The association of mutated Htt for instance is more tightly with Htt-associated protein 1 (HAP1) and less strong with Htt-interacting protein 1 (HIP1) compared to wild-type Htt [51]. The modified interaction properties lead to the disruption of axonal transport of brain-derived neurotrophic factor (BDNF) and disturbances of clathrin-mediated endocytosis respectively. The correlation of Ataxin-1 mutation and Purkinje cell demise probably arises from a complex the disease protein forms with the neurotoxic RNA-binding motif protein 17 (RBM17). RBM17 is highly expressed in Purkinje cells and opposes another interactor of Ataxin-1, the neuroprotective Capicua [52]. Mutation of Ataxin-1 shifts the interaction balance towards a stronger association with RBM17 and results in cerebellar cell loss [53, 54].

Posttranslational modifications of amino acid residues outside the polyQ stretch have a remarkable impact on the toxicity of the disease proteins by influencing protein-protein interactions as well as by determining processing of the respective gene products.

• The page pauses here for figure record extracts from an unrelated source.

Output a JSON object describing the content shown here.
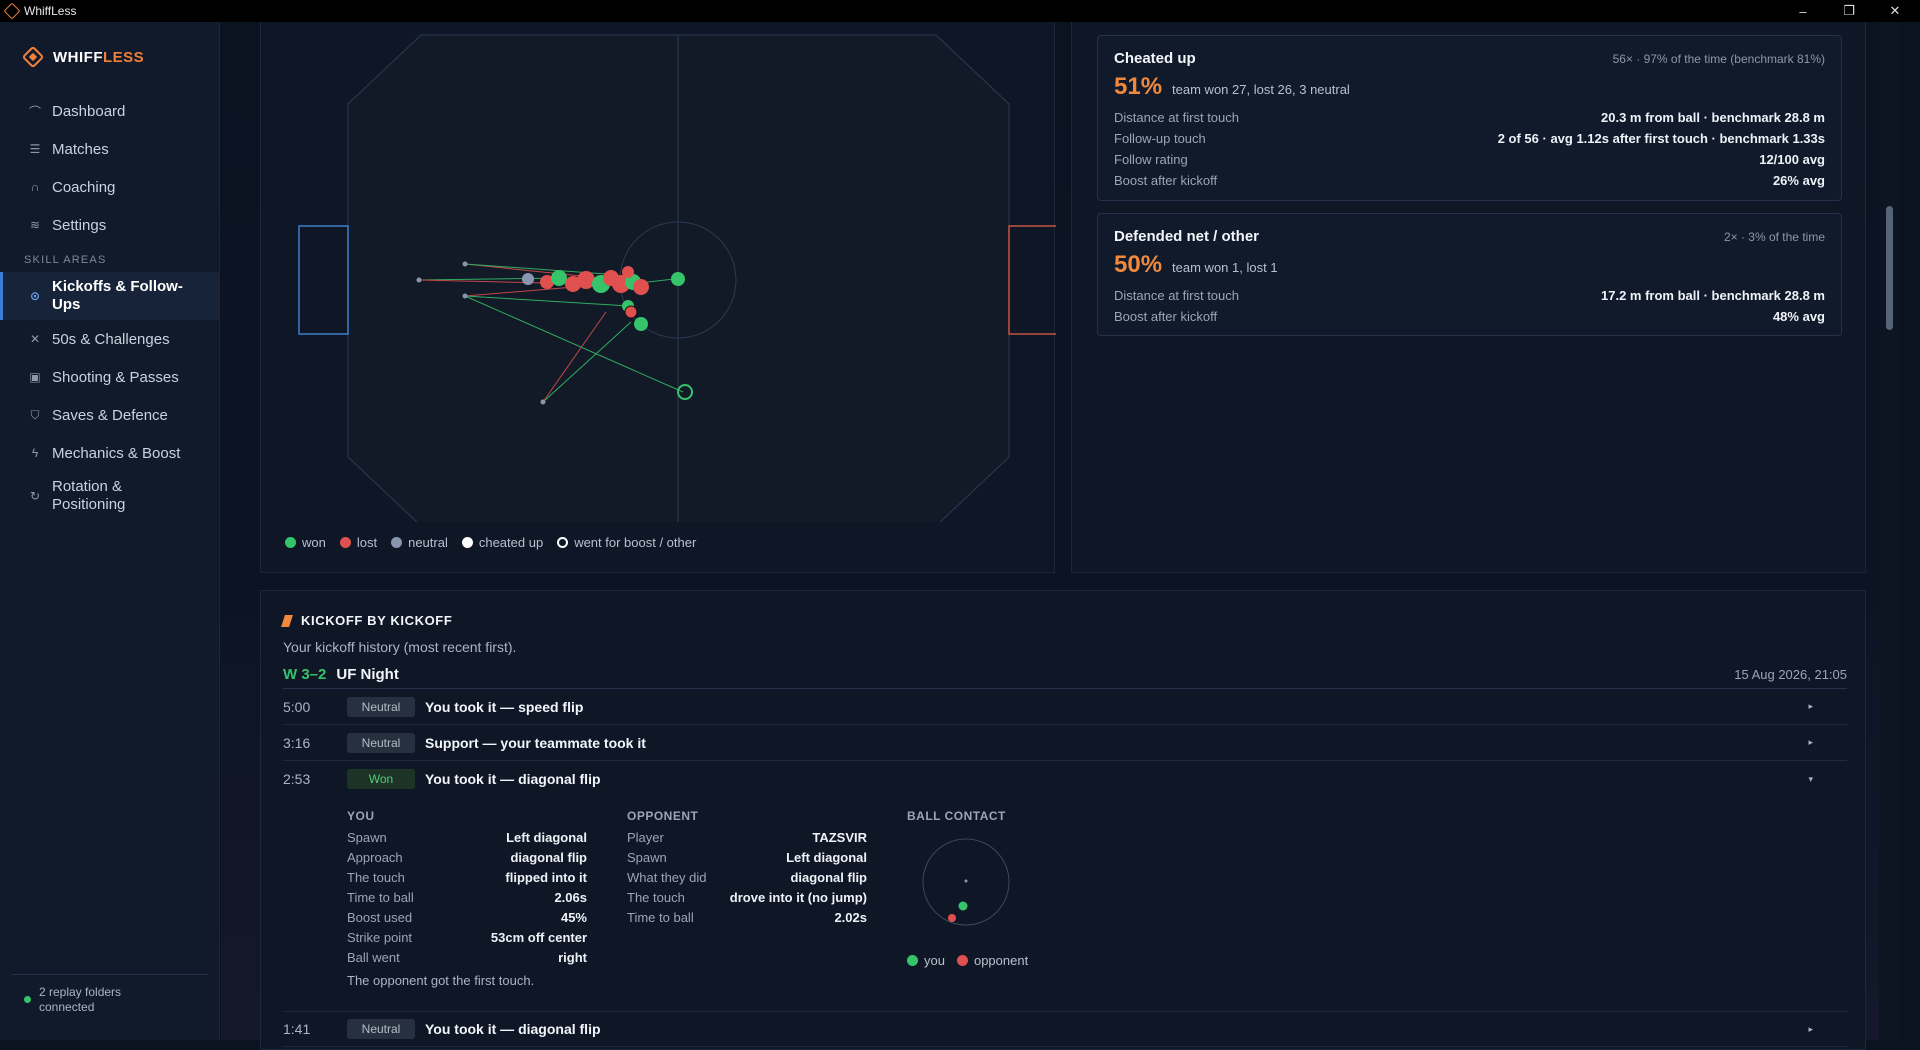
{
  "window": {
    "title": "WhiffLess",
    "minimize": "–",
    "restore": "❐",
    "close": "✕"
  },
  "brand": {
    "part1": "WHIFF",
    "part2": "LESS"
  },
  "sidebar": {
    "nav": [
      {
        "label": "Dashboard",
        "icon": "dashboard-icon",
        "glyph": "⌒"
      },
      {
        "label": "Matches",
        "icon": "list-icon",
        "glyph": "☰"
      },
      {
        "label": "Coaching",
        "icon": "headset-icon",
        "glyph": "∩"
      },
      {
        "label": "Settings",
        "icon": "sliders-icon",
        "glyph": "≋"
      }
    ],
    "section": "SKILL AREAS",
    "skills": [
      {
        "label": "Kickoffs & Follow-Ups",
        "icon": "target-icon",
        "glyph": "⊙",
        "active": true
      },
      {
        "label": "50s & Challenges",
        "icon": "cross-arrows-icon",
        "glyph": "✕"
      },
      {
        "label": "Shooting & Passes",
        "icon": "goal-icon",
        "glyph": "▣"
      },
      {
        "label": "Saves & Defence",
        "icon": "shield-icon",
        "glyph": "⛉"
      },
      {
        "label": "Mechanics & Boost",
        "icon": "bolt-icon",
        "glyph": "ϟ"
      },
      {
        "label": "Rotation & Positioning",
        "icon": "rotate-icon",
        "glyph": "↻"
      }
    ],
    "footer": "2 replay folders connected"
  },
  "legend": [
    {
      "label": "won",
      "color": "#36c46a",
      "ring": false
    },
    {
      "label": "lost",
      "color": "#e0504e",
      "ring": false
    },
    {
      "label": "neutral",
      "color": "#8a96b0",
      "ring": false
    },
    {
      "label": "cheated up",
      "color": "#ffffff",
      "ring": false
    },
    {
      "label": "went for boost / other",
      "color": "#ffffff",
      "ring": true
    }
  ],
  "cards": [
    {
      "title": "Cheated up",
      "meta": "56× · 97% of the time (benchmark 81%)",
      "pct": "51%",
      "sub": "team won 27, lost 26, 3 neutral",
      "rows": [
        {
          "label": "Distance at first touch",
          "value": "20.3 m from ball · benchmark 28.8 m"
        },
        {
          "label": "Follow-up touch",
          "value": "2 of 56 · avg 1.12s after first touch · benchmark 1.33s"
        },
        {
          "label": "Follow rating",
          "value": "12/100 avg"
        },
        {
          "label": "Boost after kickoff",
          "value": "26% avg"
        }
      ]
    },
    {
      "title": "Defended net / other",
      "meta": "2× · 3% of the time",
      "pct": "50%",
      "sub": "team won 1, lost 1",
      "rows": [
        {
          "label": "Distance at first touch",
          "value": "17.2 m from ball · benchmark 28.8 m"
        },
        {
          "label": "Boost after kickoff",
          "value": "48% avg"
        }
      ]
    }
  ],
  "history": {
    "title": "KICKOFF BY KICKOFF",
    "description": "Your kickoff history (most recent first).",
    "match": {
      "result": "W 3–2",
      "name": "UF Night",
      "date": "15 Aug 2026, 21:05"
    },
    "kickoffs": [
      {
        "time": "5:00",
        "badge": "Neutral",
        "won": false,
        "text": "You took it — speed flip",
        "chev": "▸"
      },
      {
        "time": "3:16",
        "badge": "Neutral",
        "won": false,
        "text": "Support — your teammate took it",
        "chev": "▸"
      },
      {
        "time": "2:53",
        "badge": "Won",
        "won": true,
        "text": "You took it — diagonal flip",
        "chev": "▾"
      },
      {
        "time": "1:41",
        "badge": "Neutral",
        "won": false,
        "text": "You took it — diagonal flip",
        "chev": "▸"
      }
    ],
    "detail": {
      "you": {
        "heading": "YOU",
        "rows": [
          {
            "label": "Spawn",
            "value": "Left diagonal"
          },
          {
            "label": "Approach",
            "value": "diagonal flip"
          },
          {
            "label": "The touch",
            "value": "flipped into it"
          },
          {
            "label": "Time to ball",
            "value": "2.06s"
          },
          {
            "label": "Boost used",
            "value": "45%"
          },
          {
            "label": "Strike point",
            "value": "53cm off center"
          },
          {
            "label": "Ball went",
            "value": "right"
          }
        ]
      },
      "opponent": {
        "heading": "OPPONENT",
        "rows": [
          {
            "label": "Player",
            "value": "TAZSVIR"
          },
          {
            "label": "Spawn",
            "value": "Left diagonal"
          },
          {
            "label": "What they did",
            "value": "diagonal flip"
          },
          {
            "label": "The touch",
            "value": "drove into it (no jump)"
          },
          {
            "label": "Time to ball",
            "value": "2.02s"
          }
        ]
      },
      "contact": {
        "heading": "BALL CONTACT",
        "legend": [
          {
            "label": "you",
            "color": "#36c46a"
          },
          {
            "label": "opponent",
            "color": "#e0504e"
          }
        ]
      },
      "note": "The opponent got the first touch."
    }
  },
  "colors": {
    "accent": "#f0883e",
    "won": "#36c46a",
    "lost": "#e0504e",
    "neutral": "#8a96b0",
    "blue_goal": "#3d7ecb",
    "orange_goal": "#c5543c"
  }
}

For example, phosphorylation of distinct amino acids of Htt, Ataxin-1 and the androgen receptor (AR) alters the affinity properties to ligands [55] and is capable of either reducing [56, 57] or increasing [58] the formation of inclusion bodies and toxicity.

Ubiquitination of polyQ-containing proteins subjects them to degradation by the ubiquitin-proteasomal system (UPS) and therefore represents a toxicity-ameliorating mechanism. On the contrary, the competing sumoylation renders the proteins more stable and promotes cell death via aberrant transcription and an increase in the amount of toxic oligomers [59, 60]. Selective expression of cofactors influencing posttranslational

modifications of polyQ proteins adds to the specificity of toxicity to certain cell populations [61].

According to the toxic fragment hypothesis, proteolytical processing of polyQ proteins is the initial step in rendering them toxic, leading to an increase in aggregation and to nuclear translocation [62]. Htt, Ataxin-3 and AR have all been described to be susceptible to cleavage by caspases at specific amino acid sites [31, 63-65]. Mutation or phosphorylation of these sites is sufficient to decrease inclusion body formation as a result of reduced proteolytical cleavage and hence toxicity [66, 67].